Вот и костер передо мной. Он вырос и стал шаманить, а я начал постепенно впадать в транс. Огонь теперь то плясал, приседая и разбрасывая полы одежд, то вскакивал, будто собираясь улететь, и платки пламени отрывались и уносились вверх, то, ухая и стреляя, кидался из стороны в сторону, чтобы отпугнуть меня, слишком приблизившегося, или просто напугать, помогая ворожбе…

…верно, с него, с огня костра, подумал я, с повторения его пляски, и начались многие магические человеческие плясеи, плясовицы — шамана, колдуна, ведьмы, ворожбита, знахаря, кудесника, жреца…

За бесконечно разнообразную игру огня в костре и в настоящем камине мы и любим его — за бесконечно разнообразную игру пламени, она завораживает, не отпускает от себя ничьего взгляда; она не может наскучить, как… как, скажем, не может надоесть игра хорошего человеческого ума.

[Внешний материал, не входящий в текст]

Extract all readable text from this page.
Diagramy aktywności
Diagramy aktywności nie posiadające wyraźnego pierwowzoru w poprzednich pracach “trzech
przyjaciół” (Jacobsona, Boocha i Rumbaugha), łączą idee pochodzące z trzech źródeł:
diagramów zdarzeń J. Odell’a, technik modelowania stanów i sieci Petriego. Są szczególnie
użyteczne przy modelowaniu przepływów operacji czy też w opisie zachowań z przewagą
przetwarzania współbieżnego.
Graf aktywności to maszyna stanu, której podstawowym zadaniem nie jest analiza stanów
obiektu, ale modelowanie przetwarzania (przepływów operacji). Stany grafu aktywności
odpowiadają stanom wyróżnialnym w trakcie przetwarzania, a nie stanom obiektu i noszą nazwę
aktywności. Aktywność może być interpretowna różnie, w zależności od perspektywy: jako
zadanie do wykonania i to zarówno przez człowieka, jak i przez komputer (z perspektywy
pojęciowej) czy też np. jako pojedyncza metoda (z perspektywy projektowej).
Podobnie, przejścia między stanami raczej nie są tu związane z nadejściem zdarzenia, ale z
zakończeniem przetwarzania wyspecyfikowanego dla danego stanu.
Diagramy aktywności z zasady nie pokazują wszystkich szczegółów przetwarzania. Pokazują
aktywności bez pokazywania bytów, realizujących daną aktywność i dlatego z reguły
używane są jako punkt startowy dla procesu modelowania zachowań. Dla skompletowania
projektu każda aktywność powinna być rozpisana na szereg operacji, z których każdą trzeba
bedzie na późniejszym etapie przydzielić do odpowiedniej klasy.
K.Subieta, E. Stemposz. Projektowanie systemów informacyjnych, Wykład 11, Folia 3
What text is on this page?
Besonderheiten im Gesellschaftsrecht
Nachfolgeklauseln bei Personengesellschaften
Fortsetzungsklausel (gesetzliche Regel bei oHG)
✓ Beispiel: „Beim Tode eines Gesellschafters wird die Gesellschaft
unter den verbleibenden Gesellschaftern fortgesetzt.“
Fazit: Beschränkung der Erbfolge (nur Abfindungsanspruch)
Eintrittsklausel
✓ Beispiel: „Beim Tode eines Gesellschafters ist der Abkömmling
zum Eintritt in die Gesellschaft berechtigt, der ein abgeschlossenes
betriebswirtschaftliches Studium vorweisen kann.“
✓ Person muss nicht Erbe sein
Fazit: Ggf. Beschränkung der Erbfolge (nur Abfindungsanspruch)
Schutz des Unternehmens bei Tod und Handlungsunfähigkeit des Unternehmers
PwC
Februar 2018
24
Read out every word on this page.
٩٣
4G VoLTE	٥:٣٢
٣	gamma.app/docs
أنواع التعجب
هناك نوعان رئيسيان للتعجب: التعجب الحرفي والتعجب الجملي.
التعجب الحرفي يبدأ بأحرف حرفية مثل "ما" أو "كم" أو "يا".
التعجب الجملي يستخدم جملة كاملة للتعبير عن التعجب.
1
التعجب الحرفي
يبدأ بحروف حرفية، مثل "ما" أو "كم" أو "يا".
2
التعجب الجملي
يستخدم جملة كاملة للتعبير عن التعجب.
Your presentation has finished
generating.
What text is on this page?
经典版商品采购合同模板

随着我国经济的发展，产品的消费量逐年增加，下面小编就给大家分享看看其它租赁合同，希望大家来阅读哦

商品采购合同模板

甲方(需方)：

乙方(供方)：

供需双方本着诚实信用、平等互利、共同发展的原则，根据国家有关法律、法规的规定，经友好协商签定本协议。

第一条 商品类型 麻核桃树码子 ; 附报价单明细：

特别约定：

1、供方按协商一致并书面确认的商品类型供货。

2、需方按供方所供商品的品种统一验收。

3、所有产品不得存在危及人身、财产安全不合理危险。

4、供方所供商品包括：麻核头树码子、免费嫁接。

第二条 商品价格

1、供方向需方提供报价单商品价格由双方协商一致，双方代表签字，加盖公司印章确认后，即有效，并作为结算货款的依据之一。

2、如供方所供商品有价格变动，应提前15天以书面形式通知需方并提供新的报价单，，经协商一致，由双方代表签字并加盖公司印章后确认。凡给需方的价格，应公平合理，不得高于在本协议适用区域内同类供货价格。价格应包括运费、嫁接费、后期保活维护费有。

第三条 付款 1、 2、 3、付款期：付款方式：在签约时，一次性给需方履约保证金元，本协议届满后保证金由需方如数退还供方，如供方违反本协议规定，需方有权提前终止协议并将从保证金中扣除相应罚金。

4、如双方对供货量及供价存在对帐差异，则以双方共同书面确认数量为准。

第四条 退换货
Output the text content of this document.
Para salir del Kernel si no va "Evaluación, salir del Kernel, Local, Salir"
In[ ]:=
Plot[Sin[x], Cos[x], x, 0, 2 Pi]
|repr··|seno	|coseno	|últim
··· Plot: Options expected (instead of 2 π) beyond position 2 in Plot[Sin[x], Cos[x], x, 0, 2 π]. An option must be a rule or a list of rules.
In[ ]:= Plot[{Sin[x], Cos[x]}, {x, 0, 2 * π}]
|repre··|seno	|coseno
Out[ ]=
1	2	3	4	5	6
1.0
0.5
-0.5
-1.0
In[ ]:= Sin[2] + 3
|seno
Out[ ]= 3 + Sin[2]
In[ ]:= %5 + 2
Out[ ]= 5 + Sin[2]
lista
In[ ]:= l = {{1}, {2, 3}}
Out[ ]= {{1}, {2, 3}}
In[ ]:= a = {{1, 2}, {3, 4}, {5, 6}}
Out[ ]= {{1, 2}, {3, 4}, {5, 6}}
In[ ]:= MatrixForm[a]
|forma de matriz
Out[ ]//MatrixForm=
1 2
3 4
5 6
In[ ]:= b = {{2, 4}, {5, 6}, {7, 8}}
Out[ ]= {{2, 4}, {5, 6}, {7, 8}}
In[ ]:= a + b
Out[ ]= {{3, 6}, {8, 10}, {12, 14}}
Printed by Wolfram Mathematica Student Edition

(Электрический камин я немедленно передарил: в нем всё те же шесть-семь огоньков выходили из все тех же щелей между "углями", не обещая никакой игры, и ясно было, что американские мастаки всучали любителям каминов фуфло, подделку под настоящее. Дочери некогда вглядываться в "огонь", да и вообще камин ей, мерзлячке, нужен был как дополнительный источник тепла, да и вообще она мало на меня — и слава богу — похожа…)

Я сидел перед костром не сводя с него глаз.

Сидел, пока не понял, что что-то случилось.

Неизвестно, что случилось, да, наверное, ничего особенного и не случилось — ничего заметного для глаза или слуха, но только слух мой вдруг обострился, словно огонь-шаман повелел мне: а теперь смотри, внемли… Была уже огромная, на полмира ночь вокруг, ночь-страна, ночь-государство, до чьих границ шагать-не дошагать, но я вдруг почувствовал ее пространство; было надо мной неизмеримо и страшно высокое небо, небо звезд, но рядом был Огонь, начало всех начал, Огонь, у которого я пригрелся душой, к которому я припал, чье бормотание я слушал, быструю его речь… В костре, горя, выговаривались деревья, открывая, должно быть, какую-то тайну, которую — опять! — не поймет до конца это странное, так много, казалось бы, умеющее существо, человек. Единственное, что им, людям, не всегда удается, — это слушать. Надолго замолкнуть, замереть, прислушаться, вслушаться в незнакомые звуки и вдруг понять чужой язык, чужую душу и слушать, слушать, слушать…


Пережив то, что мне было нужно, то, в чем я, оказывается, нуждался (и был прав, послушавшись порыва), я дождался смерти костра — он умирал долго, величаво, накрываясь пеплом, как одеялом, укрываясь ото всего…

Я забросал сырой землей мягкий пепел и, включив фонарик, пошел сквозь папоротник домой. Вздрагивающий круг света засвечивал белых бабочек-мотылей, перелетающих с ветки на ветку.

Хотя я и смотрел на мелькание этих бабочек, все равно бормотал невесть откуда взявшиеся слова:

— Забытые боги… Забытые боги…



Чурбак


На лес за ручьем я поглядывал, но всякий раз мотал головой и взгляд от него отводил. Абсолютно непролазный, "сам в себе". Все "этажи" густы — сначала валежником: упавшими деревьями и верхними опавшими сучьями, устлавшими землю, подростом, потом хвойным и лиственным молодняком (что с меня и выше ростом), кустами; сквозь средний и верхний этажи взгляд не проникал, и только задрав голову, можно было увидеть на мгновение открывшийся синий лоскут неба.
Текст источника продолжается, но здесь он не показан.